21 janvier 2017

Emmanuel Macron et Patrick Drahi : les liaisons dangereuses

Par Nicolas Gauthier

Dimanche 15 janvier dernier, deuxième round de la primaire de la gauche, Arnaud Montebourg s’offre un petit plaisir à peine coupable en s’en prenant bille en tête à ces médias devenus propriété de groupes industriels. Nous sommes sur BMFTV : Ruth Elkrief accuse donc le coup, mais ne pipe mot, tandis que Laurence Ferrari d’i-Télé, se sent obligée de dire sa fierté de travailler pour la chaîne en question, propriété de Vincent Bolloré.

Étrange silence, tout de même, que celui de la première, sachant que BFMTV fait partie, au même titre que Libération, RMC et i24, du holding de Patrick Drahi, Altice, également propriétaire de SFR. Tout cela est parfaitement officiel, mais plus officieux a été, en octobre 2016, le départ de Bernard Mourad, dans l’équipe d’Emmanuel Macron, en tant que « conseiller spécial des relations avec les sphères économiques »…

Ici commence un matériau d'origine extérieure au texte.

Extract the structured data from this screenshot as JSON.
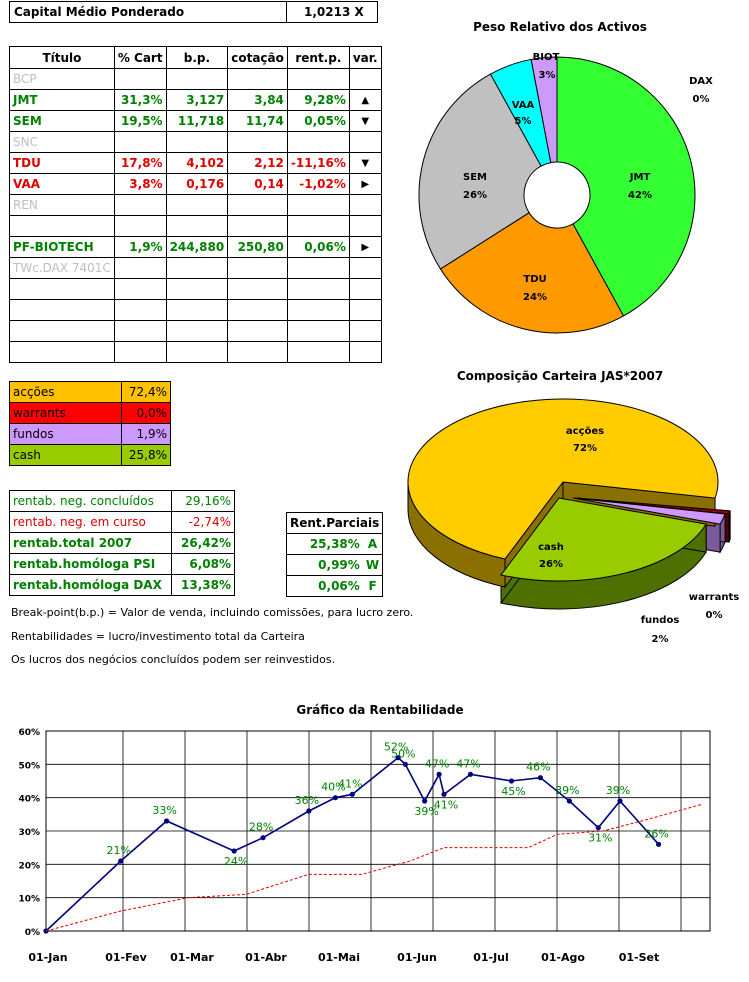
{
  "header": {
    "label": "Capital Médio Ponderado",
    "value": "1,0213 X"
  },
  "portfolio_table": {
    "columns": [
      "Título",
      "% Cart",
      "b.p.",
      "cotação",
      "rent.p.",
      "var."
    ],
    "rows": [
      {
        "title": "BCP",
        "style": "grey",
        "cart": "",
        "bp": "",
        "cot": "",
        "rent": "",
        "var": ""
      },
      {
        "title": "JMT",
        "style": "green",
        "cart": "31,3%",
        "bp": "3,127",
        "cot": "3,84",
        "rent": "9,28%",
        "var": "▲"
      },
      {
        "title": "SEM",
        "style": "green",
        "cart": "19,5%",
        "bp": "11,718",
        "cot": "11,74",
        "rent": "0,05%",
        "var": "▼"
      },
      {
        "title": "SNC",
        "style": "grey",
        "cart": "",
        "bp": "",
        "cot": "",
        "rent": "",
        "var": ""
      },
      {
        "title": "TDU",
        "style": "red",
        "cart": "17,8%",
        "bp": "4,102",
        "cot": "2,12",
        "rent": "-11,16%",
        "var": "▼"
      },
      {
        "title": "VAA",
        "style": "red",
        "cart": "3,8%",
        "bp": "0,176",
        "cot": "0,14",
        "rent": "-1,02%",
        "var": "▶"
      },
      {
        "title": "REN",
        "style": "grey",
        "cart": "",
        "bp": "",
        "cot": "",
        "rent": "",
        "var": ""
      },
      {
        "title": "",
        "style": "grey",
        "cart": "",
        "bp": "",
        "cot": "",
        "rent": "",
        "var": ""
      },
      {
        "title": "PF-BIOTECH",
        "style": "green",
        "cart": "1,9%",
        "bp": "244,880",
        "cot": "250,80",
        "rent": "0,06%",
        "var": "▶"
      },
      {
        "title": "TWc.DAX 7401C",
        "style": "grey",
        "cart": "",
        "bp": "",
        "cot": "",
        "rent": "",
        "var": ""
      },
      {
        "title": "",
        "style": "grey",
        "cart": "",
        "bp": "",
        "cot": "",
        "rent": "",
        "var": ""
      },
      {
        "title": "",
        "style": "grey",
        "cart": "",
        "bp": "",
        "cot": "",
        "rent": "",
        "var": ""
      },
      {
        "title": "",
        "style": "grey",
        "cart": "",
        "bp": "",
        "cot": "",
        "rent": "",
        "var": ""
      },
      {
        "title": "",
        "style": "grey",
        "cart": "",
        "bp": "",
        "cot": "",
        "rent": "",
        "var": ""
      }
    ]
  },
  "composition": [
    {
      "label": "acções",
      "value": "72,4%",
      "bg": "#ffc000"
    },
    {
      "label": "warrants",
      "value": "0,0%",
      "bg": "#ff0000"
    },
    {
      "label": "fundos",
      "value": "1,9%",
      "bg": "#cc99ff"
    },
    {
      "label": "cash",
      "value": "25,8%",
      "bg": "#99cc00"
    }
  ],
  "returns": [
    {
      "label": "rentab. neg. concluídos",
      "value": "29,16%",
      "style": "green-normal"
    },
    {
      "label": "rentab. neg. em curso",
      "value": "-2,74%",
      "style": "red-normal"
    },
    {
      "label": "rentab.total 2007",
      "value": "26,42%",
      "style": "green"
    },
    {
      "label": "rentab.homóloga PSI",
      "value": "6,08%",
      "style": "green"
    },
    {
      "label": "rentab.homóloga DAX",
      "value": "13,38%",
      "style": "green"
    }
  ],
  "partial": {
    "header": "Rent.Parciais",
    "rows": [
      {
        "value": "25,38%",
        "code": "A"
      },
      {
        "value": "0,99%",
        "code": "W"
      },
      {
        "value": "0,06%",
        "code": "F"
      }
    ]
  },
  "notes": [
    "Break-point(b.p.) = Valor de venda, incluindo comissões, para lucro zero.",
    "Rentabilidades = lucro/investimento total da Carteira",
    "Os lucros dos negócios concluídos podem ser reinvestidos."
  ],
  "colors": {
    "green": "#008000",
    "red": "#e00000",
    "grey": "#c0c0c0",
    "navy": "#000080"
  },
  "chart_data": [
    {
      "type": "pie",
      "title": "Peso Relativo dos Activos",
      "slices": [
        {
          "name": "JMT",
          "label": "42%",
          "value": 42,
          "color": "#33ff33"
        },
        {
          "name": "TDU",
          "label": "24%",
          "value": 24,
          "color": "#ff9900"
        },
        {
          "name": "SEM",
          "label": "26%",
          "value": 26,
          "color": "#c0c0c0"
        },
        {
          "name": "VAA",
          "label": "5%",
          "value": 5,
          "color": "#00ffff"
        },
        {
          "name": "BIOT",
          "label": "3%",
          "value": 3,
          "color": "#cc99ff"
        },
        {
          "name": "DAX",
          "label": "0%",
          "value": 0,
          "color": "#000000"
        }
      ]
    },
    {
      "type": "pie",
      "title": "Composição Carteira JAS*2007",
      "slices": [
        {
          "name": "acções",
          "label": "72%",
          "value": 72,
          "color": "#ffcc00"
        },
        {
          "name": "warrants",
          "label": "0%",
          "value": 0,
          "color": "#990000"
        },
        {
          "name": "fundos",
          "label": "2%",
          "value": 2,
          "color": "#cc99ff"
        },
        {
          "name": "cash",
          "label": "26%",
          "value": 26,
          "color": "#99cc00"
        }
      ]
    },
    {
      "type": "line",
      "title": "Gráfico da Rentabilidade",
      "x_tick_labels": [
        "01-Jan",
        "01-Fev",
        "01-Mar",
        "01-Abr",
        "01-Mai",
        "01-Jun",
        "01-Jul",
        "01-Ago",
        "01-Set"
      ],
      "y_tick_labels": [
        "0%",
        "10%",
        "20%",
        "30%",
        "40%",
        "50%",
        "60%"
      ],
      "ylim": [
        0,
        60
      ],
      "grid": true,
      "series": [
        {
          "style": "solid-markers",
          "color": "#000080",
          "points": [
            {
              "x": "2007-01-01",
              "y": 0,
              "label": ""
            },
            {
              "x": "2007-02-01",
              "y": 21,
              "label": "21%"
            },
            {
              "x": "2007-02-20",
              "y": 33,
              "label": "33%"
            },
            {
              "x": "2007-03-20",
              "y": 24,
              "label": "24%"
            },
            {
              "x": "2007-04-01",
              "y": 28,
              "label": "28%"
            },
            {
              "x": "2007-04-20",
              "y": 36,
              "label": "36%"
            },
            {
              "x": "2007-05-01",
              "y": 40,
              "label": "40%"
            },
            {
              "x": "2007-05-08",
              "y": 41,
              "label": "41%"
            },
            {
              "x": "2007-05-27",
              "y": 52,
              "label": "52%"
            },
            {
              "x": "2007-05-30",
              "y": 50,
              "label": "50%"
            },
            {
              "x": "2007-06-07",
              "y": 39,
              "label": "39%"
            },
            {
              "x": "2007-06-13",
              "y": 47,
              "label": "47%"
            },
            {
              "x": "2007-06-15",
              "y": 41,
              "label": "41%"
            },
            {
              "x": "2007-06-26",
              "y": 47,
              "label": "47%"
            },
            {
              "x": "2007-07-13",
              "y": 45,
              "label": "45%"
            },
            {
              "x": "2007-07-25",
              "y": 46,
              "label": "46%"
            },
            {
              "x": "2007-08-06",
              "y": 39,
              "label": "39%"
            },
            {
              "x": "2007-08-18",
              "y": 31,
              "label": "31%"
            },
            {
              "x": "2007-08-27",
              "y": 39,
              "label": "39%"
            },
            {
              "x": "2007-09-12",
              "y": 26,
              "label": "26%"
            }
          ]
        },
        {
          "style": "dashed",
          "color": "#e00000",
          "points": [
            {
              "x": "2007-01-01",
              "y": 0
            },
            {
              "x": "2007-02-01",
              "y": 6
            },
            {
              "x": "2007-03-01",
              "y": 10
            },
            {
              "x": "2007-03-25",
              "y": 11
            },
            {
              "x": "2007-04-20",
              "y": 17
            },
            {
              "x": "2007-05-12",
              "y": 17
            },
            {
              "x": "2007-06-01",
              "y": 21
            },
            {
              "x": "2007-06-15",
              "y": 25
            },
            {
              "x": "2007-07-20",
              "y": 25
            },
            {
              "x": "2007-08-01",
              "y": 29
            },
            {
              "x": "2007-08-20",
              "y": 30
            },
            {
              "x": "2007-09-05",
              "y": 33
            },
            {
              "x": "2007-09-30",
              "y": 38
            }
          ]
        }
      ]
    }
  ]
}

Là, ce n’est même plus le mélange des genres, mais la consanguinité revendiquée. D’ailleurs, du temps où Arnaud Montebourg était à Bercy, il s’était inquiété du rachat de SFR par Numericable, l’une des sociétés de Patrick Drahi en ces termes : « Numericable a une holding au Luxembourg, son entreprise est cotée à la Bourse d’Amsterdam, sa participation personnelle est à Guernesey dans un paradis fiscal de Sa Majesté la reine d’Angleterre, et lui-même est résident suisse ! Il va falloir que M. Drahi rapatrie l’ensemble de ses possessions, biens, à Paris, en France. Nous avons des questions fiscales à lui poser ! » Ambiance.

À propos d’ambiance, Patrick Drahi n’a pas son pareil pour la plomber. En mai 2015, la commission des Affaires économiques de l’Assemblée nationale l’auditionne en tant que président-directeur général du groupe Altice. Et, à propos de compétitivité économique, de salaire et de congés payés, il assure : « Les Chinois travaillent 24 heures sur 24 et les Américains ne prennent que deux semaines de vacances […] C’est là, le problème pour nous […] Mon modèle, ce n’est pas les deux semaines de congés payés, mais par rapport à ceux qui travaillent plus, on avance moins vite : ce sont les lois de la gravitation, si vous le permettez… » Fibre sociale, quand tu nous tiens !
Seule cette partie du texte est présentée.